If I didn’t know how to do something already — including, apparently, studying — trying and failing embarrassed and confused me. I had no idea how crucial short-term failure is to long-term success. I graduated summa cum laude, largely because distinction was more important to me than challenge. And challenge, at the edge of your existing abilities, is where the learning happens. 

Cut back to me, at 37, deciding to study Old English. Also SQL.

Why these two subjects particularly? Different reasons. Old English I am not unfamiliar with, although certainly I don’t read it. It interests me; it can already hold at least some of my attention. I speak and read much better Spanish, so if I’m going to study a language, why not that? I suspect, unflatteringly, it’s because no one is going to ask me to actually speak in Old English, to understand and to be understood. Spanish, on the other hand, is a living language. In other words, I’m still embarrassed. 

SQL is something everyone I work with knows, and uses on a regular basis. I am fortunate to work for a company that allocates time for training, and money to pay for it. I decided on SQL because it’s useful to my data-based job. And because the basics are easy to grasp: they’re very much English, just in streamlined programming form. Building on them follows logically, without too much need for synchronous instruction.

Both of these subjects allow me to build a new structure on skills and predispositions I already have. I’m not starting from nothing. Small successes — very motivating — are easy to achieve. But I’m also not coasting on what I know already; I’m actually learning.

Nor do I have a goal of official achievement. I have tended in the past to conflate “learning,” particularly “learning a language,” with realized accomplishment — in the case of language, speaking or reading fluently. I have tended to get discouraged when I don’t master the subject with relative ease and dispatch. 

Understanding that learning is a process, and specifically not an achievement, has helped me to embrace study as an end in itself. As play. 

This in turn has motivated me to keep studying: I learn a small skill or a piece of knowledge, I apply it to a text or a database, I get a result. If it’s wrong, I go digging, find what I missed, and try again.

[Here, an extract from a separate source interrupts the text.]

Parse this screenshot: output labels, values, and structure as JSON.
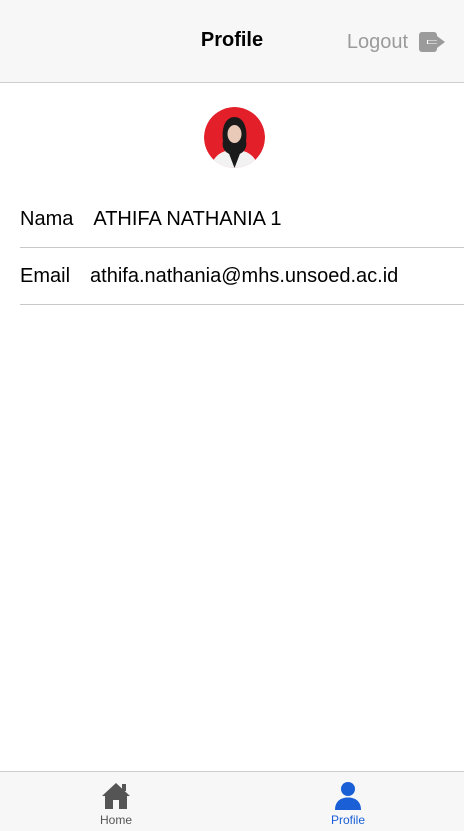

I succeed in translating a line, or retrieving the information I requested. I clap my hands excitedly and beam at the empty room. I’m having fun. 

And in all of this, I am absorbed. My focused attention, brain and body, is required for learning at the edge of my ability. For the duration of a study session, time, stress, and responsibilities all cease to exist. For the duration of a study session, I am working — and also, perhaps, I am resting.

Studying is also making me a better poet. Or at least — since, what does “better” mean, regarding poems? — I can say objectively that it is helping me focus more when I sit to revise. 

I think it’s also allowing me to access new ideas. Studying something not related to art takes my mind off that art (and off my stressors), long enough for my mind to rest and process. It’s maybe like a nap for the creative brain. (Actual sleep is also critical, perhaps including actual naps.) 

On the other side of that break, my mind is fresher, more interested, more focused. It’s not suddenly raring to write poem in Old English, or about databases or in the form of a query. But new pathways are opening in my poetry because I’m intentionally opening new pathways in my learning. You could call it sympathetic magic. 

Like all magic, it’s specific, it compounds, and it’s work. And like all magic, it’s powerful enough to unlock important doors. Like, for example — and probably I should add “perhaps;” I’m not so far on my quest yet — rest.